É um cinema no qual se pode sentir a urgência de um sentimento, a angústia de uma perda, o ódio e a repulsa a uma desilusão, a resignação de uma morte inesperada e sacrificial, a dúvida sobre a participação de Deus no destino dos seres. A fé se torna questionável aos personagens: por que ter fé? Ou melhor: como ter fé quando tudo ao redor parece ir contra as minhas vontades? Mesmo no limite, porém, a fé não desaparece – ela é apenas colocada em xeque, sem por isso perder o sentido. Só se pode ter conflito com aquilo no que se acredita. Em O Viajante, ao concluir que Rafael violentou Sinhá (informação que o filme nunca confirma), Ana de Lara grita e agride a imagem de Jesus Cristo num altar da igreja para, logo em seguida, ajoelhar-se e sussurrar: “Se Deus não existisse, o peso do nada esmagaria meus ombros cansados. Perdão, Senhor!”. A consciência de Ana sobre a existência de Deus está na sobrevivência dela às provações que esse mesmo Deus lhe envia.

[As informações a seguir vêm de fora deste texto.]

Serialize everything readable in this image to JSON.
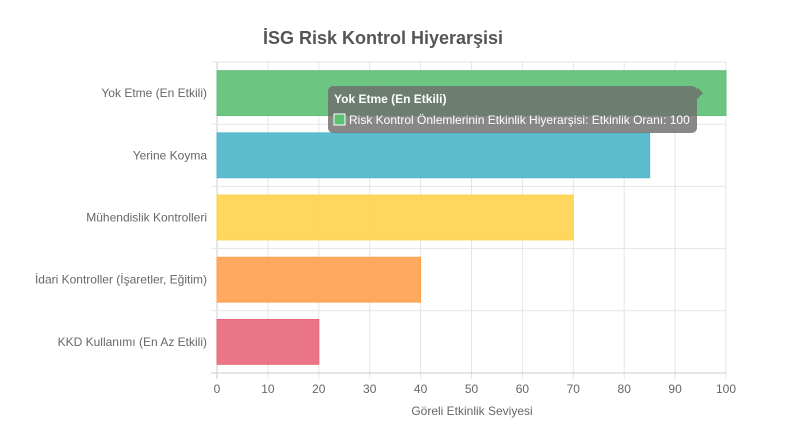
{
  "chart_data": {
    "type": "bar",
    "orientation": "horizontal",
    "title": "İSG Risk Kontrol Hiyerarşisi",
    "xlabel": "Göreli Etkinlik Seviyesi",
    "ylabel": "",
    "xlim": [
      0,
      100
    ],
    "x_ticks": [
      "0",
      "10",
      "20",
      "30",
      "40",
      "50",
      "60",
      "70",
      "80",
      "90",
      "100"
    ],
    "grid": true,
    "categories": [
      "Yok Etme (En Etkili)",
      "Yerine Koyma",
      "Mühendislik Kontrolleri",
      "İdari Kontroller (İşaretler, Eğitim)",
      "KKD Kullanımı (En Az Etkili)"
    ],
    "series": [
      {
        "name": "Risk Kontrol Önlemlerinin Etkinlik Hiyerarşisi: Etkinlik Oranı",
        "values": [
          100,
          85,
          70,
          40,
          20
        ],
        "colors": [
          "#5cbf72",
          "#4bb6c9",
          "#ffd24d",
          "#ffa04f",
          "#e8667a"
        ]
      }
    ],
    "tooltip": {
      "title": "Yok Etme (En Etkili)",
      "body": "Risk Kontrol Önlemlerinin Etkinlik Hiyerarşisi: Etkinlik Oranı: 100"
    }
  }
}
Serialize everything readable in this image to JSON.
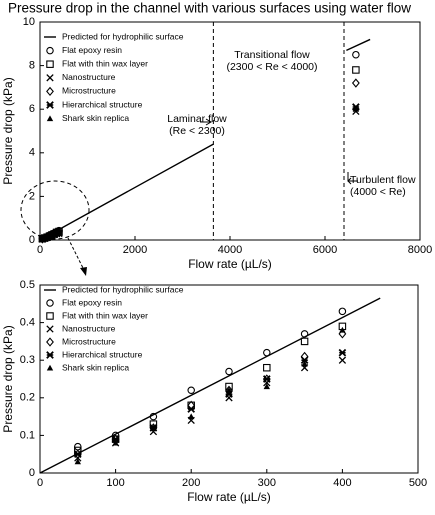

viajante1A fotografia de Mário Carneiro – lendário parceiro de Saraceni desde seu primeiro curta-metragem, Arraial do Cabo (1960) – arquiteta as imagens de O Viajante através de rasgos visuais percebidos em reflexos, portas entreabertas e cortinas em movimento. O reflexo, em especial, surge de duas maneiras distintas e igualmente potentes: uma desiludida Ana, esperando Rafael chegar, olha-se no espelho, enquanto a câmera enquadra seu rosto de um lado e apenas a metade do outro, criando uma cisão interna e externa na personagem num momento de expectativa e desejo; adiante, Ana, em crise de fé após jogar o filho de um despenhadeiro, pára diante de um rio e roga a Deus que a compreenda: vemos seu corpo de pé, orando aos céus, enquanto a água a reflete em posição invertida, imagem que ganha força momentos depois, quando Ana retira a roupa formal e beata para se vestir como uma mulher da noite de cabelos soltos, maquiagem pesada e sensualidade assumida.

A liberdade de Paulo Cezar Saraceni em O Viajante é total. Temos aqui um filme de invenção dialogando abertamente com o melodrama e a tragédia clássica, sem qualquer tipo de compromisso com um suposto realismo diminuidor de sua expressividade. Saraceni não teme parecer literato em alguns diálogos e nem se censura a quebrar a ilusão de “realidade” e deixar a imagem pulsar de maneira particular e única, como se cada plano fosse a materialidade de vários sentimentos. Não existe um narrador nem um ponto de vista específico em O Viajante: quem narra é a câmera e a montagem, é a imaginação criadora do cineasta, disposta a tudo para que surja uma experiência verdadeiramente transcendente.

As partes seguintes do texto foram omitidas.